Le parole contengono potere. Potere di creare, potere di distruggere, potere di ridefinire la realtà. Lo sa bene l’architetto protagonista di Tokyo Sympathy Tower, che con un semplice gioco linguistico trasforma una prigione in un monumento alla compassione. Nell’opera di Qudan Rie, vincitrice dell’Akutagawa Prize e appena uscita in Italia edita da Ippocampo, assistiamo alla nascita di una nuova Babele contemporanea: un grattacielo carcerario di 71 piani dove i criminali, ribattezzati “vittime della società”, vivono nel lusso.

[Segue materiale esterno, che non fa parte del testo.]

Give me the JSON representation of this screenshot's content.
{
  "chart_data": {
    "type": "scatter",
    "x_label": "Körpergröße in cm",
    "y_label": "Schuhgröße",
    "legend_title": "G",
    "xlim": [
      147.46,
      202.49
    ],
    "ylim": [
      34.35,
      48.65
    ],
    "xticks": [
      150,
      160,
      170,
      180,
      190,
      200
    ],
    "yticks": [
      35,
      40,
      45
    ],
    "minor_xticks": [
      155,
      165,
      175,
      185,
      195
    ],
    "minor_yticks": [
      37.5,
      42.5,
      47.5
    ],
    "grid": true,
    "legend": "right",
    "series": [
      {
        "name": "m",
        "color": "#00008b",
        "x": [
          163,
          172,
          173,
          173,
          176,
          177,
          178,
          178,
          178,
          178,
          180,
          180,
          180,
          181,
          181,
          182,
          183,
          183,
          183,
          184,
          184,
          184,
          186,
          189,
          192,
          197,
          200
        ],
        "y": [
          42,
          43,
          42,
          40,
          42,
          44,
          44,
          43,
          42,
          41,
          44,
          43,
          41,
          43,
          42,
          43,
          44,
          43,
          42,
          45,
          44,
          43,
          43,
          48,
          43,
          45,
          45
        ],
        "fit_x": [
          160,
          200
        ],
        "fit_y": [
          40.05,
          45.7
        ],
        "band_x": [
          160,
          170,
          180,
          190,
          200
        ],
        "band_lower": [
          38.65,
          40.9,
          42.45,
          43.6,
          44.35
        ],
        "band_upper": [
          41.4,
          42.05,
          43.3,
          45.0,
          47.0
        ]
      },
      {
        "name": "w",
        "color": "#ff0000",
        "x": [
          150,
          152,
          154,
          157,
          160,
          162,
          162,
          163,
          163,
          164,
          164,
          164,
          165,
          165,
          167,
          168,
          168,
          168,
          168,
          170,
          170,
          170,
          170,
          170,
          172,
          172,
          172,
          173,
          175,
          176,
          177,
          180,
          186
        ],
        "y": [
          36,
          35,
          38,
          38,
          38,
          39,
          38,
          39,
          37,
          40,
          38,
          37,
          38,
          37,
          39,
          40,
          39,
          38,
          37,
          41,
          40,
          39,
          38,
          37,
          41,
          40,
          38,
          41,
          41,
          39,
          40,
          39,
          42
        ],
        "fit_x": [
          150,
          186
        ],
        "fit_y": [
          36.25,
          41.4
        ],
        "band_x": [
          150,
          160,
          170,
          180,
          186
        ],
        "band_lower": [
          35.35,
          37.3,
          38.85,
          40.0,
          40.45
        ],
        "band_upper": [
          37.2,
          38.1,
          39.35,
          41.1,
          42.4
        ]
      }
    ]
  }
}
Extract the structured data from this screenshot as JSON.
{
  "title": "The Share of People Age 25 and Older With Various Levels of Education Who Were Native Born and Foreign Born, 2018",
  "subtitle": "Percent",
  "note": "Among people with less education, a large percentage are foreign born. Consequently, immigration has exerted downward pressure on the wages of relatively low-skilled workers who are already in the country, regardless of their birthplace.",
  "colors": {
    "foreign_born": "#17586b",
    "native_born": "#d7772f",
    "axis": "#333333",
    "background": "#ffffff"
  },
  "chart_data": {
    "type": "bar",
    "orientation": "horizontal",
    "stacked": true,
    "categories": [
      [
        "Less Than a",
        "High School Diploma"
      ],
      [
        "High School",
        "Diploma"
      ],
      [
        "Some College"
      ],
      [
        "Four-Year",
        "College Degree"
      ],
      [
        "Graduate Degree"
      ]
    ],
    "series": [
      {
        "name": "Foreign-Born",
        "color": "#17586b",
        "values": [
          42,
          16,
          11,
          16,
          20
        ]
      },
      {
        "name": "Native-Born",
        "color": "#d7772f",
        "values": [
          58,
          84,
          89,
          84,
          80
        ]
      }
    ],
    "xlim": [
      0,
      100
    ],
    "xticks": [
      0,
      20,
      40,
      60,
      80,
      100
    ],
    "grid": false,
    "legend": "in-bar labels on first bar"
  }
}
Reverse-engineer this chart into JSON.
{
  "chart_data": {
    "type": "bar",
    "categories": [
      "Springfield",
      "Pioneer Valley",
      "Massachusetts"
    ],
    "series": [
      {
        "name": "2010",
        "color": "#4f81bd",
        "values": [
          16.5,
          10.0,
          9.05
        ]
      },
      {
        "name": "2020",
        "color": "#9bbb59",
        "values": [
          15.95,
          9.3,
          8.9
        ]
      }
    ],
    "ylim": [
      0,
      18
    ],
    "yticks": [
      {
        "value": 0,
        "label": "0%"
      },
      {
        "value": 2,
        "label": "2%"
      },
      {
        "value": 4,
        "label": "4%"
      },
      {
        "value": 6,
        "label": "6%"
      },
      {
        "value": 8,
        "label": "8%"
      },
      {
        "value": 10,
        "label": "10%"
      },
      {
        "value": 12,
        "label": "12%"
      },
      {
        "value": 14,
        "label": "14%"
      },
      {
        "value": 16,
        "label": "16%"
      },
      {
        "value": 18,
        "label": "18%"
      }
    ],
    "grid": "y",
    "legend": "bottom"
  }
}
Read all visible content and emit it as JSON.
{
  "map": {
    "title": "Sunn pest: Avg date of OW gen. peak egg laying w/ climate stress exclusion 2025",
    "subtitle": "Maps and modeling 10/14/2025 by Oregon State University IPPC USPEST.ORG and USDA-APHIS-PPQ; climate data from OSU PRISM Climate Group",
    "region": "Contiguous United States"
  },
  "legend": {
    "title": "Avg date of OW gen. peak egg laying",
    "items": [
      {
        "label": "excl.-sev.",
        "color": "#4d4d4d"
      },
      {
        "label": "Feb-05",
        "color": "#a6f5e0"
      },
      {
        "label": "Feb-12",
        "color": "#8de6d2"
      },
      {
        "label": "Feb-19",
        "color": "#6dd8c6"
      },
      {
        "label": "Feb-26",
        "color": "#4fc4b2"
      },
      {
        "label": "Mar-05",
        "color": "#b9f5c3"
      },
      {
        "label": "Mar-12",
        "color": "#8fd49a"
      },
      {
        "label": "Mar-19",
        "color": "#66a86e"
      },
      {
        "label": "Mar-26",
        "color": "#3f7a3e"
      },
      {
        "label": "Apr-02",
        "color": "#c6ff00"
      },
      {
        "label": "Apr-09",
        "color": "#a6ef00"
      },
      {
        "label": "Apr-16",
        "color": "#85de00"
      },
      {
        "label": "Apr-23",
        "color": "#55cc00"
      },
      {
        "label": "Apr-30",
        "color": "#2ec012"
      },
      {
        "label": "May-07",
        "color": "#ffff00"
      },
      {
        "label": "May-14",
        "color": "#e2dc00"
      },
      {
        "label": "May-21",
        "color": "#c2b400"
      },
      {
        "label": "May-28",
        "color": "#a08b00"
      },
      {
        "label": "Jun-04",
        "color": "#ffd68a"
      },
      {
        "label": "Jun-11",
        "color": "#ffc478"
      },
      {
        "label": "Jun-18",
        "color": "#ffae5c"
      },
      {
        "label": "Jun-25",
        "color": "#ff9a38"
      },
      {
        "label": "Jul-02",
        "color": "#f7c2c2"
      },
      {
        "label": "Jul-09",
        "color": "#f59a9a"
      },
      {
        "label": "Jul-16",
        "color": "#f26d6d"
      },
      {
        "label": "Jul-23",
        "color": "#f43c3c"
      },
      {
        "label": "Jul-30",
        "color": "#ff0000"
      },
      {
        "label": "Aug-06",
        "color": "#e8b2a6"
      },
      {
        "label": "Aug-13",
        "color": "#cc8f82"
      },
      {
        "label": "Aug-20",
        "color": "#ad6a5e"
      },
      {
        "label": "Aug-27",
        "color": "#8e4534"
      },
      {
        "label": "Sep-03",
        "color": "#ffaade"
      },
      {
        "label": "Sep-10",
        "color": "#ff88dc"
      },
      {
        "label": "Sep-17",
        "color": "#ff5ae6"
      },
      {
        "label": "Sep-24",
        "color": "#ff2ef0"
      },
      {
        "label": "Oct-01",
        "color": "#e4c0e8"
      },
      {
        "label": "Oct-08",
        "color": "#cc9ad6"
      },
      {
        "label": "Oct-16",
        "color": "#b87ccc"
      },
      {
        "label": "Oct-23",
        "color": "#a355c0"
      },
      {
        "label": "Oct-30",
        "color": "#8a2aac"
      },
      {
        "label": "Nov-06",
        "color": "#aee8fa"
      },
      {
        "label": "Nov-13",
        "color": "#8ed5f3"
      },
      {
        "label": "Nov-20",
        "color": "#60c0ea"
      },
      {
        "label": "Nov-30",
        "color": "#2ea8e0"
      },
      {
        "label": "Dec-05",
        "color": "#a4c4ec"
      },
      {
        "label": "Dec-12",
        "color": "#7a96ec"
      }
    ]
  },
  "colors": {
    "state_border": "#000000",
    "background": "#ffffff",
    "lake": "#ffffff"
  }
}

Un romanzo che ha fatto scalpore non solo per la sua trama provocatoria, ma anche perché l’autrice ha ammesso di aver utilizzato l’intelligenza artificiale per scriverne il 5%. Ironia della sorte, in un libro che esplora come il linguaggio possa essere manipolato per ridefinire la realtà. Ne ho parlato con la stessa autrice, in un botta e risposta “epistolare”, come ai vecchi tempi.

Una Babele contemporanea

La Tokyo Sympathy Tower è, nelle parole della stessa autrice, una “Torre di Babele ricreata”. Un edificio che, come il suo antenato biblico, ha il potere di “gettare nel disordine il nostro linguaggio e di spezzare il mondo”. Non è un caso che questo imponente grattacielo di 71 piani sorga proprio accanto allo stadio progettato da Zaha Hadid (un dettaglio che distingue questa realtà alternativa dalla nostra, dove lo stadio fu poi ridisegnato da Kengo Kuma). Nell’immagine di copertina vedete una ricostruzione artistica generata dall’AI e basata su come la immagino io (esperimento nell’esperimento).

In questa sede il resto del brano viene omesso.